However, whilst traditional records management, change control and versioning systems potentially address the problem of tracking updates to content, in practice, web responses are increasingly being generated dynamically: pages are constructed on the fly from a combination of sources including databases, feeds, script output and static content using dynamically selected templates, stylesheets and output filters and often with per-user "personalisation". Furthermore, the content types being generated are steadily expanding from HTML text and images into audio, video and applications.
Under such circumstances, being able to state with confidence exactly what a site looked like at a given date and exactly what responses have been generated and how and when those responses changed becomes extremely problematic.
This paper discusses an approach to capturing and archiving all materially distinct responses produced by a web site, regardless of their content type and how they are produced.
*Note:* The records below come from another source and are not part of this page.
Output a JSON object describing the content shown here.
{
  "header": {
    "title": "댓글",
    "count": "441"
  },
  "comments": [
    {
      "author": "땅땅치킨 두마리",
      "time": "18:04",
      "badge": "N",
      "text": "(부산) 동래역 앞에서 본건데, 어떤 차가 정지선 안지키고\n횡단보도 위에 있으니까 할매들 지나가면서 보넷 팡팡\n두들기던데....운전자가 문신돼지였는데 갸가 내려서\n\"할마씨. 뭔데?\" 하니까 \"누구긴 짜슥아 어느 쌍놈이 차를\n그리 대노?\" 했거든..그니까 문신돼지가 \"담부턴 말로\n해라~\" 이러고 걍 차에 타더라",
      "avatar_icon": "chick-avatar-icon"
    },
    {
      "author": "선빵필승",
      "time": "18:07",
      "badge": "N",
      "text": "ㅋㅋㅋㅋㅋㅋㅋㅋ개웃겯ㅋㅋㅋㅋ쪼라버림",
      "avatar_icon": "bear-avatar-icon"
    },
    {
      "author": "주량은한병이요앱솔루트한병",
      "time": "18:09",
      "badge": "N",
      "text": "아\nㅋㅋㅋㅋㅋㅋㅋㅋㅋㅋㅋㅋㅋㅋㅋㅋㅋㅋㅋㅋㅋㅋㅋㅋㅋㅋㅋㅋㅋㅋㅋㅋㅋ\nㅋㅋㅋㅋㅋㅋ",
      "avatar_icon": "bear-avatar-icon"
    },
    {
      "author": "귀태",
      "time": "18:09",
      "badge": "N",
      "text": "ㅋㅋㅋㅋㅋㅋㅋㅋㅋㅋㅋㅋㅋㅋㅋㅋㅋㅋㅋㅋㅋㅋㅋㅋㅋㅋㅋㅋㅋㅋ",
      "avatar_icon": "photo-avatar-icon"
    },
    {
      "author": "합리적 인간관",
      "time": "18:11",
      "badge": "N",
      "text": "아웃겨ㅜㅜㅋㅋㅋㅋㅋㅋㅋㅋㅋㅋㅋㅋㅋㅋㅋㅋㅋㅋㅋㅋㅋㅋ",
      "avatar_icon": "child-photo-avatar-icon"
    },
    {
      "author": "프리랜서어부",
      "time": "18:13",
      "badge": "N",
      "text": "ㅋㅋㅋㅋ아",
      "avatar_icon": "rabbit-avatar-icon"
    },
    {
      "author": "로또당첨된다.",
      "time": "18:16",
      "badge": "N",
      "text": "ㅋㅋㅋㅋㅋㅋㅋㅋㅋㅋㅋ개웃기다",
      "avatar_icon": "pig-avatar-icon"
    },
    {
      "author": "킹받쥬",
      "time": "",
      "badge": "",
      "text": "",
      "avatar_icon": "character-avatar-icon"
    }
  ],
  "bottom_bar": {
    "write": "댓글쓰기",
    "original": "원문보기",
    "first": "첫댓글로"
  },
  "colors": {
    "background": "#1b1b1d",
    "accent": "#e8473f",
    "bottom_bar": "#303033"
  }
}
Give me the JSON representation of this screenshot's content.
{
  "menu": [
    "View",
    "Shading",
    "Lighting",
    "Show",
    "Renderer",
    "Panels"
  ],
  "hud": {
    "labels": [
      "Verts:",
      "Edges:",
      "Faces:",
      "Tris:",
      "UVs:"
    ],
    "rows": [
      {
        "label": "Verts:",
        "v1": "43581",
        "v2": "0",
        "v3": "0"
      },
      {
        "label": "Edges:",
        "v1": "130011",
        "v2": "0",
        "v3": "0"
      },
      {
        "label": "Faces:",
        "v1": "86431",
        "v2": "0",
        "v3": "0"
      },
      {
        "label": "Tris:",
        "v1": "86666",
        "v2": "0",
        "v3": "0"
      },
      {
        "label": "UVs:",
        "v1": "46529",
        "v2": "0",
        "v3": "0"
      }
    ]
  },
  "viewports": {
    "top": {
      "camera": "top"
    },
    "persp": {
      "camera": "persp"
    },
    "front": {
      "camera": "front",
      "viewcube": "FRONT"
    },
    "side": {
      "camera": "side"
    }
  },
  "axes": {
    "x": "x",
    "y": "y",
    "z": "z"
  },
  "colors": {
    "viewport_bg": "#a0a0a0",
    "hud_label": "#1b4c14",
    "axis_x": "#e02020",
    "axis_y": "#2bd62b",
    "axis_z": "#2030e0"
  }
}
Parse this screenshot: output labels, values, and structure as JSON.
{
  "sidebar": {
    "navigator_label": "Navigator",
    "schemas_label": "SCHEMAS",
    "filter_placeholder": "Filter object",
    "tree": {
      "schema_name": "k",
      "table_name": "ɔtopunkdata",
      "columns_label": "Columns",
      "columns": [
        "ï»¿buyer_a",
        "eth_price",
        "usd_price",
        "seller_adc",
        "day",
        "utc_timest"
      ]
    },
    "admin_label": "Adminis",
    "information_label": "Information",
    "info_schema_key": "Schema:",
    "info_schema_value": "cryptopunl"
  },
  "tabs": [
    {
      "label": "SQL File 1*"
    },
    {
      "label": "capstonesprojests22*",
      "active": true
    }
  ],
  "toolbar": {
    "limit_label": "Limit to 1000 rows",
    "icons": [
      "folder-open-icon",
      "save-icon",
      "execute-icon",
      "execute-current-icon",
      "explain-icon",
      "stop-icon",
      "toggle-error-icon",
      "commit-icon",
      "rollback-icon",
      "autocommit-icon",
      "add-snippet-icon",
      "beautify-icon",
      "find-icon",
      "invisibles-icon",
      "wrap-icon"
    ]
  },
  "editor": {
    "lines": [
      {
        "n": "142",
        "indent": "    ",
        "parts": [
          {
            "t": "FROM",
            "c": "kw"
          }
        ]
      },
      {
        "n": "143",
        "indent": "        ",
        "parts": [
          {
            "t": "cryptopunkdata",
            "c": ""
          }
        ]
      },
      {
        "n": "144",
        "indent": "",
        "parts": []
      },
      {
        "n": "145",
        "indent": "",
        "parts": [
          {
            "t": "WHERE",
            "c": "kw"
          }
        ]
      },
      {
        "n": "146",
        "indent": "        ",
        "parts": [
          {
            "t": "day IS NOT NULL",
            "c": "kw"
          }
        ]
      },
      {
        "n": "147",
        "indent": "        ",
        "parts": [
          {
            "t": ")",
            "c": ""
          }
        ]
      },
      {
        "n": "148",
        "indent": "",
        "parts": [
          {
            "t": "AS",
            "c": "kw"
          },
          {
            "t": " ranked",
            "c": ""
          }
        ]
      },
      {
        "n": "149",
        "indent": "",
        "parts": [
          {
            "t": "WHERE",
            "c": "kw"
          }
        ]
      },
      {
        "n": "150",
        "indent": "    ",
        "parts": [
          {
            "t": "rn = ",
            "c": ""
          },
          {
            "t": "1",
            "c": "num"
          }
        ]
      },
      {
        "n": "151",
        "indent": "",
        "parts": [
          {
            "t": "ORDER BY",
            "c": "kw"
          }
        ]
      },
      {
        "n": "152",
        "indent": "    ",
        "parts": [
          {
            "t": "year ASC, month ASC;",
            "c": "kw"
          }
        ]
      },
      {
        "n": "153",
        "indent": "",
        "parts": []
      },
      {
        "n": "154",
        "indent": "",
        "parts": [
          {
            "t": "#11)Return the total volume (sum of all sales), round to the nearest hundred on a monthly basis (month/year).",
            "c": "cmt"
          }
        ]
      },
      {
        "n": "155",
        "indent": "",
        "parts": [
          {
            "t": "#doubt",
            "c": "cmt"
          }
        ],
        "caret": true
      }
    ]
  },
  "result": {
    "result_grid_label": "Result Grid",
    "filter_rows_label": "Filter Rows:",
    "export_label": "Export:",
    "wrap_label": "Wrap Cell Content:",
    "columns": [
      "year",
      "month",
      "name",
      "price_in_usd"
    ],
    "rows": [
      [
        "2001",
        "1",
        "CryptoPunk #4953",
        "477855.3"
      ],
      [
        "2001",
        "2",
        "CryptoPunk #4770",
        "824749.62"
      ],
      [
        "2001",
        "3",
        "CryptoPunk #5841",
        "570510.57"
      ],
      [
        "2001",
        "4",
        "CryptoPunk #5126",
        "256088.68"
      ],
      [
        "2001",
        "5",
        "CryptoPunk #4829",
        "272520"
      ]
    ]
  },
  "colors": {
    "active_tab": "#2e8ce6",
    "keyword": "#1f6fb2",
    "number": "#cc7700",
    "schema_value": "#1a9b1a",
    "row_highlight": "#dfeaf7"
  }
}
This approach does not remove the need for traditional records management practices but rather augments them by archiving the end results of changes to content and content generation systems. It also discusses the applicability of this approach to the capturing of web sites by harvesters.
Keywords: web site archiving, web site harvesting, web server filters, managing electronic records
Web sites are now widely used by business and government to publish information. Increasingly, these web sites are becoming the major or only means of disseminating information from the publisher to the public and other organisations.
Internal information which formerly would have been circulated as manuals or memos is also increasingly being published exclusively on an intranet web site.
Business and Governments publish on the web because of convenience, speed, flexibility and cost. Government initiatives such as Australia's "Government Online" (HREF2) and the US's "Government Paperwork Elimination Act" (HREF3, HREF4) require government agencies to publish online.
Because electronically published documents are increasingly taking over the roles of paper publications, organisations have a clear need to record exactly what has been published and how it was presented to users of their websites.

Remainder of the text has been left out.